Daß auch die alte lutherische Christologie noch nicht vollkommen ist und einer verbessernden Fortbildung bedarf, läugnet kein Urtheilsfähiger. Aber auch die Ueberzeugung wird immer mehr die Arbeiter auf diesem Gebiete leiten müssen, daß durch Palliative und Stüzen von aussen her nichts Lebenskräftiges, der christlichen Kirche Würdiges geschafft wird, sondern daß es darauf ankömmt, den Bildungstrieb der Reformation, der sich im sechzehnten Jahrhundert nur mit dem kleineren Theil seiner Kraft der Behandlung der Christologie zu= wandte, mit seiner nicht rastenden schöpferischen Kraft auf unser Dogma einwirken zu lassen. Der Mittelpunkt um den die Kämpfe der Gegenwart sich bewegen, ist wieder Er selbst, der in der ewigen Glorie des Sieges über ihnen steht, aber auch, seiner evangelischen Kirche stets nahe mit seinem Geiste, ihr gelingen lassen wird, was er ihr auftrug: seine gottmenschliche Persönlichkeit in verjüngter Kraft, Reinheit und Klarheit dem Geist und Gemüthe der Christenheit nahe zu bringen.
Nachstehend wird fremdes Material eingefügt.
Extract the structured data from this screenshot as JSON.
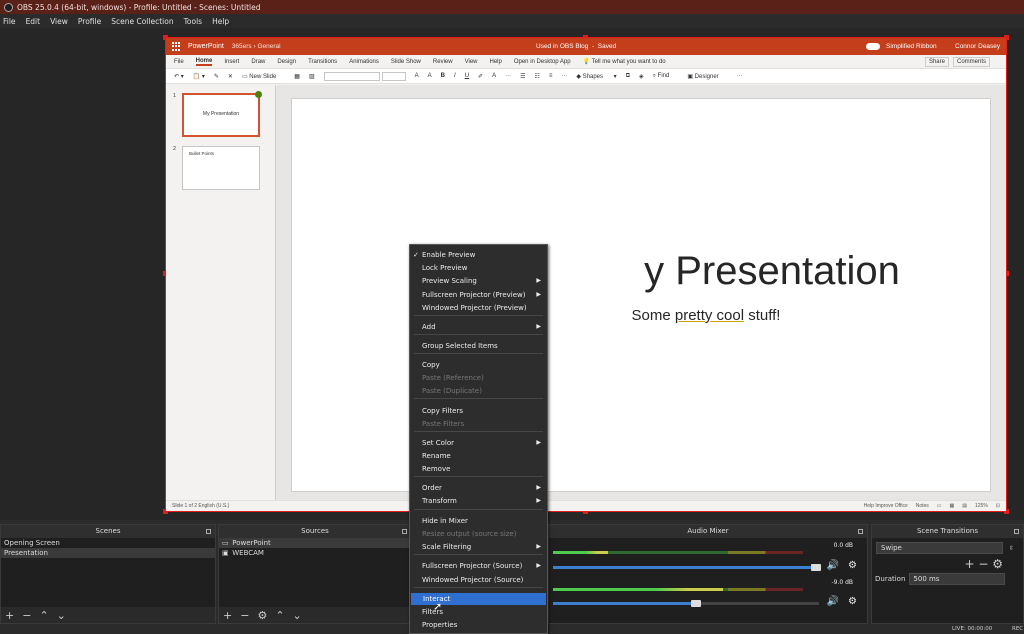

Göttingen, den 29. September 1853.

Dr. Dorner.

Die zweite Periode

von 381 bis um 1800

schreitet zwar rüstig zu der Arbeit, die beiden Seiten der Person Christi, welche die bisherige firchliche Entwicklung möglichst vollständig gesezt hatte, nun auch in eine lebendige Einheit zusammen zu schauen. Aber das konnte offenbar nur unvollkommen gelingen, so lange das Wesen der göttlichen und der menschlichen Natur in ihrem Verhältniß zu einander nicht bestimmt oder gar unrichtig gedacht war; so daß mithin als die nächste Aufgabe auch für die Christologie die Erkenntniß des Wesens Gottes und des Menschen zu bezeichnen ist, zu der auch wirklich die Kirche in unserer Periode hingedrängt wurde.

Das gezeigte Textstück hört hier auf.